Une « perception magique du monde et des objets » qu’elle partage avec son grand frère, Grichka, devenu artiste peintre. Et qui a façonné son imaginaire onirique où Vitry apparaît « moins comme un territoire social » qu’un paysage mental. En témoigne son film Because of (U), d’abord présenté à la Berlinale 2025, où une jeune fille en fleurs encaisse les reproches de son compagnon toxique avant d’errer le temps d’une rêverie hallucinée. Écrit après une relation difficile, ce long met en scène sa propre cousine Emma, qui est de tous ses projets : « Je ne travaille qu’avec des proches », glisse la cinéaste. Soucieuse de préserver son intégrité, elle consent à réaliser des clips – dont celui de la chanson « Take Me by the Hand »pour Oklou – lorsqu’ils répondent à sa sensibilité, entre musique ambient et langueur à la Tsai Ming-liang.

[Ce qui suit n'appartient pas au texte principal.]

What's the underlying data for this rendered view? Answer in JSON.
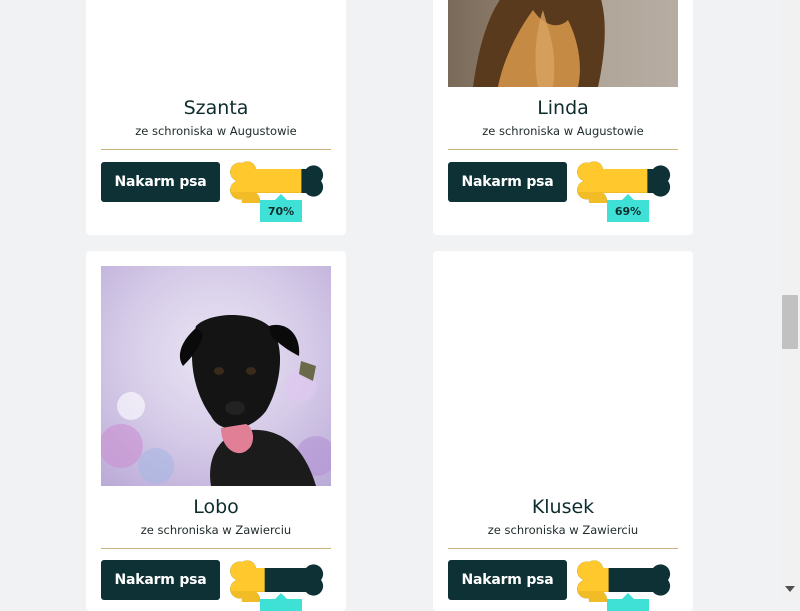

Mais c’est également d’une certaine prédation qu’elle tient à se préserver. « Je me rends compte que je filme très peu d’hommes », déclare en riant celle dont beaucoup d’amies sont travailleuses du sexe et qui fut longtemps strip-teaseuse. À y voir de plus près, les hommes sont en effet absents ou hors champ dans ses films hybrides, dont la tension sourde traduit à n’en pas douter la naissance d’une artiste sans concession.